Il faut avouer que le livre était écrit de façon passionnante. Stephanie y racontait qu’elle s’était fait engager à l’Orphea Chronicle pour avoir une couverture et enquêter tranquillement sur le quadruple meurtre de 1994.
Il était cependant difficile de distinguer ce qui était récit et fiction. Si elle ne dépeignait que la réalité des faits, alors qui était ce mystérieux commanditaire qui lui avait demandé d’écrire ce livre ? Et pourquoi ? Elle ne mentionnait pas son nom, mais elle semblait dire qu’il s’agissait d’un homme qu’elle connaissait, et qui était apparemment à l’intérieur du Grand Théâtre le soir du quadruple meurtre.
— C’est peut-être la raison pour laquelle je suis tellement obsédé par ce fait divers. J’étais dans cette salle, à regarder la pièce qui se jouait. Une version très moyenne d’Oncle Vania. Et voilà que la vraie tragédie, passionnante, elle, se déroulait à quelques rues de là, dans le quartier de Penfield. Depuis ce soir-là, je me demande tous les jours ce qui a bien pu se passer, et tous les jours je me dis que cette histoire ferait un roman policier fantastique.
— Mais d’après mes informations, le meurtrier a été démasqué. Il s’agissait d’un certain Ted Tennenbaum, restaurateur à Orphea.
— Je sais, Stephanie. Je sais également que tous les éléments confirment sa culpabilité. Mais je ne suis pas complètement convaincu. Il était le pompier de service dans le théâtre ce soir-là. Or, un peu avant 19 heures, je suis sorti dans la rue faire quelques pas, j’ai vu une camionnette passer. Elle était facilement identifiable à son autocollant singulier sur la vitre arrière. J’ai compris bien après, en lisant les journaux, que c’était le véhicule de Ted Tennenbaum. Le problème est que ce n’était pas lui qui était au volant.
— Qu’est-ce que c’est que cette histoire de camionnette ? demanda Anna.
— La camionnette de Ted Tennenbaum est l’un des points centraux qui ont mené à son arrestation, expliqua Derek. Un témoin a formellement établi qu’elle était stationnée devant la maison du maire juste avant les meurtres.
— Donc c’était bien sa camionnette, mais pas lui au volant ? s’interrogea Anna.
— C’est ce que semble affirmer cet homme, dis-je.
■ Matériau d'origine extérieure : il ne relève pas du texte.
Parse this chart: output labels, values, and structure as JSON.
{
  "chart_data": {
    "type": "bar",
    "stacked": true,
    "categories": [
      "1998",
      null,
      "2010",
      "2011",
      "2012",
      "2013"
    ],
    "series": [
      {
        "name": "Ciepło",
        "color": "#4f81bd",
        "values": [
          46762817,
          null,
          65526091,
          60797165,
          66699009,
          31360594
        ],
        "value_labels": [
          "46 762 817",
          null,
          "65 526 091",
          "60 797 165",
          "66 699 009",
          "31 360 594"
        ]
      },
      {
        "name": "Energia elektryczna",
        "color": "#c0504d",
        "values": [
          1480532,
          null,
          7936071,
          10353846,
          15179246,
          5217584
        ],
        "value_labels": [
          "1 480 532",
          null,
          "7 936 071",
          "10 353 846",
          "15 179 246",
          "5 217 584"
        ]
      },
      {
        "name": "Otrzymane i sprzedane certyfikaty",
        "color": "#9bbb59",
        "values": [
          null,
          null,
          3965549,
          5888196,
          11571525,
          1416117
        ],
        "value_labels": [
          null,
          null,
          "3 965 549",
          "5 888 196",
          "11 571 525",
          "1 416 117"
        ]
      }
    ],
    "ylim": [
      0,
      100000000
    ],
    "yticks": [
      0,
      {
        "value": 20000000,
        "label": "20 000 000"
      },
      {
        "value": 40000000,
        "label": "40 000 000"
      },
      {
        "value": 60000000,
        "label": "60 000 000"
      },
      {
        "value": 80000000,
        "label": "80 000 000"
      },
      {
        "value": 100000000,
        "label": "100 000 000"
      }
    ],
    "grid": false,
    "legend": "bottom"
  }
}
C’est pour cela que Stephanie est venue me dire qu’on s’était trompé de coupable.
— Il y aurait donc quelqu’un qui douterait de sa culpabilité et qui n’aurait rien dit pendant tout ce temps ? interrogea Derek.
Un détail était évident pour nous trois : si Stephanie avait volontairement disparu, elle ne serait jamais partie sans son ordinateur.
Malheureusement, notre conviction allait se révéler exacte : le lendemain matin, mercredi 2 juillet, une ornithologue amateur qui se promenait à l’aube aux abords du lac des Cerfs remarqua une masse flottant au loin, au milieu des nénuphars et des roseaux. Intriguée, elle prit ses jumelles. Il lui fallut de longues minutes pour comprendre. C’était un corps humain.